Я ждала письма, мол, доехали хорошо, бабулю похоронили, папа грустит, дела так-то и так-то, как ты живешь, как учеба… Ждала, что мама напишет: учись хорошо, старайся. Думала, вдруг позовут приехать на каникулы, пришлют билет? Ждала каждый праздник — может быть, с Новым годом поздравят? Или с днем рождения?
Сейчас-то мне уже понятно: год пролетел, ждать нечего.
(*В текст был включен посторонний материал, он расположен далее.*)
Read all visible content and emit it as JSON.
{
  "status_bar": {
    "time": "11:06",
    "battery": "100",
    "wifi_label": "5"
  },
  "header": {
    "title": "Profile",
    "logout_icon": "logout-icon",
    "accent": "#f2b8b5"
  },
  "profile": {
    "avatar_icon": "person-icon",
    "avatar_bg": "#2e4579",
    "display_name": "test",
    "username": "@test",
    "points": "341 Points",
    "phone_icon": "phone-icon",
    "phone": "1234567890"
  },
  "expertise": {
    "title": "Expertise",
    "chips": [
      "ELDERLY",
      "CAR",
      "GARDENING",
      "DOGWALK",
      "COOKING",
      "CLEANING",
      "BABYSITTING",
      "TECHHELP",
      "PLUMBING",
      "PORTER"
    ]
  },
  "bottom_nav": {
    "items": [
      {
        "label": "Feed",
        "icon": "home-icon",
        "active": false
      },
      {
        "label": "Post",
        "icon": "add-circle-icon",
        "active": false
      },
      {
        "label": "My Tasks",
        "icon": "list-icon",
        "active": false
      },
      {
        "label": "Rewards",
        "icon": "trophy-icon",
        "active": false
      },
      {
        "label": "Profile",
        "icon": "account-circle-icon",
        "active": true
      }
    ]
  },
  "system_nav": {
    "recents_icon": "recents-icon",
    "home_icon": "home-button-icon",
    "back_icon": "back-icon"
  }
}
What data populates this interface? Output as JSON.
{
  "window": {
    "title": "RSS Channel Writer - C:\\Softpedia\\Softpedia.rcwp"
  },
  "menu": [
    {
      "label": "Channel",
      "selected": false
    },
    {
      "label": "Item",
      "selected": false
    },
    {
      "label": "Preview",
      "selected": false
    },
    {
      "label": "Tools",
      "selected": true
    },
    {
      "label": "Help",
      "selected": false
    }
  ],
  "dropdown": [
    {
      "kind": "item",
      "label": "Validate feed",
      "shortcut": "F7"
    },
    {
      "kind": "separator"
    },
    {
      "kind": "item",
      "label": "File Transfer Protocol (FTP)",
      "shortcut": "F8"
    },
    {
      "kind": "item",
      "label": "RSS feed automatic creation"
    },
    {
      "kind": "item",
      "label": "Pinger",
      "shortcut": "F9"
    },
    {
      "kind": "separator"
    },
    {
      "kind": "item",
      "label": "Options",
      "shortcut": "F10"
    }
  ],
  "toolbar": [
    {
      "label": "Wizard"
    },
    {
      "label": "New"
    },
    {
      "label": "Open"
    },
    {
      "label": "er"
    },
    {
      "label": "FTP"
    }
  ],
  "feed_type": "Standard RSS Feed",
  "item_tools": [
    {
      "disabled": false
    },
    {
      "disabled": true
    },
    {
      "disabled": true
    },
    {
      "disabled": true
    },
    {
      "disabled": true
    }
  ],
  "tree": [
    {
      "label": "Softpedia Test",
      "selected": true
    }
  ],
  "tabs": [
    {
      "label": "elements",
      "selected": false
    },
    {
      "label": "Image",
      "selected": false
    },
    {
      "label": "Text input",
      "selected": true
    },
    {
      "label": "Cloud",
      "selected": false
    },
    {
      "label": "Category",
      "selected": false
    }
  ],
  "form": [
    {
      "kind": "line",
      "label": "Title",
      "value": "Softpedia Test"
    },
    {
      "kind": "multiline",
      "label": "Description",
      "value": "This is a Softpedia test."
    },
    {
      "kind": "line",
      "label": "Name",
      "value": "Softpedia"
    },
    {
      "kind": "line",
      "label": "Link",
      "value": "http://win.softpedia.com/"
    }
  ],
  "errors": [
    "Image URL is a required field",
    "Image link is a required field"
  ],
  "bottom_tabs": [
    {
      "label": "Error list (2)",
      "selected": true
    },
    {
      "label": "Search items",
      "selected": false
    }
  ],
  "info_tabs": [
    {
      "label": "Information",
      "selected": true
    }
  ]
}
Миха однажды подошел ко мне и сказал:
— Надо поговорить.
И мы с ним отправились на трамвайную остановку, которая недалеко от ворот детдома. Там наши часто сидят — если кто-то первый занял скамейку на остановке, то другие уже не подходят: кто первый встал, того и тапки!
Там хорошо сидеть. Остановка, конечно, вся заплеванная окурками, и мусор из урны там, кажется,
Вот там мы и сели. Накрапывал осенний дождичек, было слякотно и противно. Миха сбегал к киоску и купил пива и сигарет.
— Хочешь пива, Рыжая?
Я помотала головой. Я никогда не пробовала пива и не хочу пробовать. Я вообще никогда ничего спиртного пить не буду, я себе обещание дала.
— Ну, не хочешь — как хочешь, — сказал Миха и закурил.
Курил он долго. Курил и молчал. Я сидела на скамейке рядом с ним, болтала ногами и просто ждала, когда он решит сказать то, зачем позвал меня сюда.
На какую-то минуточку у меня было чувство, что вот, я сижу тут с парнем, с настоящим взрослым парнем, как будто я тоже взрослая девушка и у нас свидание. Если кто-то из наших подходил к остановке, то, наверное, так и подумал, что Миха за мной ухаживает.
А потом мне стало смешно. Это же Миха. В нем росту почти два метра. А я совсем мелкая, он одиннадцатиклассник — я шестиклассница, какая я ему девушка. Нет, видать, у Михи и впрямь ко мне деловой разговор.
Пока Миха курил, прошли три трамвая. Каждый громыхнул колесами на рельсовом круге, выбросив сноп искр, каждый постоял с распахнутыми дверьми, обдал нас светлым теплом, а потом уехал. Я начала замерзать.
Если бы Миха был моим парнем, он бы, наверное, обнял меня, и я бы согрелась. А так пришлось ежиться и терпеливо ждать, что он скажет.
Миха плевком загасил сигарету. Подумал, и затянулся новой. Она просто дымилась у него в пальцах. Отхлебнул пива. И сказал:
— Слушай, Рыжая. Ты из-за Лариски переживаешь до сих пор?
— Из-за какой Лариски? — не поняла я.
— Из-за Ларисы Сергеевны, матери твоей бывшей приемной.
Было мне холодно — стало жарко.
Какое Михе дело до того, переживаю я или не переживаю?
Я молчала. Прикусила губу и молчала. Переживаю. Не переживаю. Переживаю. Не переживаю.
— Не знаю, — тихо сказала я. — А что тебе-то?
— Хотел тебе сказать. Не переживай. Дрянь она. Дрянь, гадина.
И прибавил еще одно совсем нехорошее слово.
И еще раз отхлебнул пива.
Слово это нехорошее словно повисло в воздухе в темноте. Я повторяла его замерзшими губами, прикидывая, как бы оно звучало, если бы я сказала его громко вслух.
У меня сейчас появилась такая привычка — повторять то, что я услышала или сказала сама. Повторять про себя с разными интонациями, как будто пробуя на вкус. Можно так сказать. А можно так. И вот так.
А Миха вдруг снова заговорил:
— Ты, Рыжая, очень уж хлипкая. Тебя тут, пока я в армию не ушел, никто не обидит. А потом учись сама защищаться.